🤖 AI Summary
This paper addresses core challenges in proactive conversational coaching agents—namely, ill-defined, dynamically evolving goals and the conflation of subjective and objective evaluation criteria. We design and empirically evaluate five multi-turn, mixed-initiative coaching agents. Based on 155 real-user dialogues, we first demonstrate that functional completeness is the primary determinant of user experience, while stylistic elements unsupported by underlying functionality significantly reduce acceptance. Crucially, inter-rater agreement among user feedback, health expert assessments, and large language model evaluations is extremely low (Cohen’s κ < 0.3), exposing structural flaws in current evaluation paradigms. To address this, we propose a novel human-AI collaborative triadic evaluation framework that integrates multi-agent system design, mixed-initiative interaction modeling, and first-person experiential data collection.

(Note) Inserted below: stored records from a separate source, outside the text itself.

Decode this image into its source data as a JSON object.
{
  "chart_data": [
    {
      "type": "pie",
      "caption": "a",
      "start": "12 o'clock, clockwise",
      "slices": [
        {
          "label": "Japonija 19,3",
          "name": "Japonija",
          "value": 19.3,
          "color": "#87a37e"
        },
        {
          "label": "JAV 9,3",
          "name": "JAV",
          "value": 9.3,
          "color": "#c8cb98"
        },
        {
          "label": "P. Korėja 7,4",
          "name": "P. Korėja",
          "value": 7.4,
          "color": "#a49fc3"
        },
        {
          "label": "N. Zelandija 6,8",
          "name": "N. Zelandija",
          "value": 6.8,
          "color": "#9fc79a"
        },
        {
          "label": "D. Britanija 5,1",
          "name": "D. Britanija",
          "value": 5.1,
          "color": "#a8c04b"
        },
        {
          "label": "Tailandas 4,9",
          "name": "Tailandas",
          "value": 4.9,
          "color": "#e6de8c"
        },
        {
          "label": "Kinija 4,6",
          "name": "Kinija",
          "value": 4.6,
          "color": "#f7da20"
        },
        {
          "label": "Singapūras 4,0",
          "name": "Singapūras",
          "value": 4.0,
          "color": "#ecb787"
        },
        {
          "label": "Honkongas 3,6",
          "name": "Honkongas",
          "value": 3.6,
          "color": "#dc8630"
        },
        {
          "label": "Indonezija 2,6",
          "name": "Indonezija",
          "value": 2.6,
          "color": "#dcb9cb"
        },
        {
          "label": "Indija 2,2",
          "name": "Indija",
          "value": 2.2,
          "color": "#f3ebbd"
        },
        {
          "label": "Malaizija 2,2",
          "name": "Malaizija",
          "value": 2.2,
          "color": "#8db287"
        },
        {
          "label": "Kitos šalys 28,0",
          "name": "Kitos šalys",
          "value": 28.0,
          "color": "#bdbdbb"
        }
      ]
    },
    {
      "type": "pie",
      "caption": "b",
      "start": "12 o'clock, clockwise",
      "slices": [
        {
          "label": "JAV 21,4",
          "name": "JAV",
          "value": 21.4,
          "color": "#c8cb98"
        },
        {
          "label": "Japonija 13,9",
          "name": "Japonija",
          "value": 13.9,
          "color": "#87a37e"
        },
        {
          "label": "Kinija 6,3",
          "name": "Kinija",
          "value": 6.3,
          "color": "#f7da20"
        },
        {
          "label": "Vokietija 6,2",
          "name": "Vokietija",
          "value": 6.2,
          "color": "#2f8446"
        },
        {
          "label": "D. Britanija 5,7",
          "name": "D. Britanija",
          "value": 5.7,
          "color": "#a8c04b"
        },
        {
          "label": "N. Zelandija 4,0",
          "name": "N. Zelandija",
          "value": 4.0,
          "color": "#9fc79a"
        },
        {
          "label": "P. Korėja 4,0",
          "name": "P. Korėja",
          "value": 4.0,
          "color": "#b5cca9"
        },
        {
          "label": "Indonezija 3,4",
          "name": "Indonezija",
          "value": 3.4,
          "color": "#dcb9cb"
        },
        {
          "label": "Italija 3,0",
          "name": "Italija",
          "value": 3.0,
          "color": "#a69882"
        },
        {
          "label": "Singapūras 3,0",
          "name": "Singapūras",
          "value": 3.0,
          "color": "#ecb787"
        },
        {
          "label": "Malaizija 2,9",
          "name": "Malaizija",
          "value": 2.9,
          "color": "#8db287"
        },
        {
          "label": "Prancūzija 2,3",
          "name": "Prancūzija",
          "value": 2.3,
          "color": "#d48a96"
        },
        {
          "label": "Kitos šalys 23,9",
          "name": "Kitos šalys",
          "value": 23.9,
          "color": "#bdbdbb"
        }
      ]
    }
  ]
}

Our work establishes a reproducible benchmark and offers methodological insights for developing trustworthy, evidence-based coaching systems.
📝 Abstract
While NLP research has made strides in conversational tasks, many approaches focus on single-turn responses with well-defined objectives or evaluation criteria. In contrast, coaching presents unique challenges with initially undefined goals that evolve through multi-turn interactions, subjective evaluation criteria, mixed-initiative dialogue. In this work, we describe and implement five multi-turn coaching agents that exhibit distinct conversational styles, and evaluate them through a user study, collecting first-person feedback on 155 conversations. We find that users highly value core functionality, and that stylistic components in absence of core components are viewed negatively. By comparing user feedback with third-person evaluations from health experts and an LM, we reveal significant misalignment across evaluation approaches. Our findings provide insights into design and evaluation of conversational coaching agents and contribute toward improving human-centered NLP applications.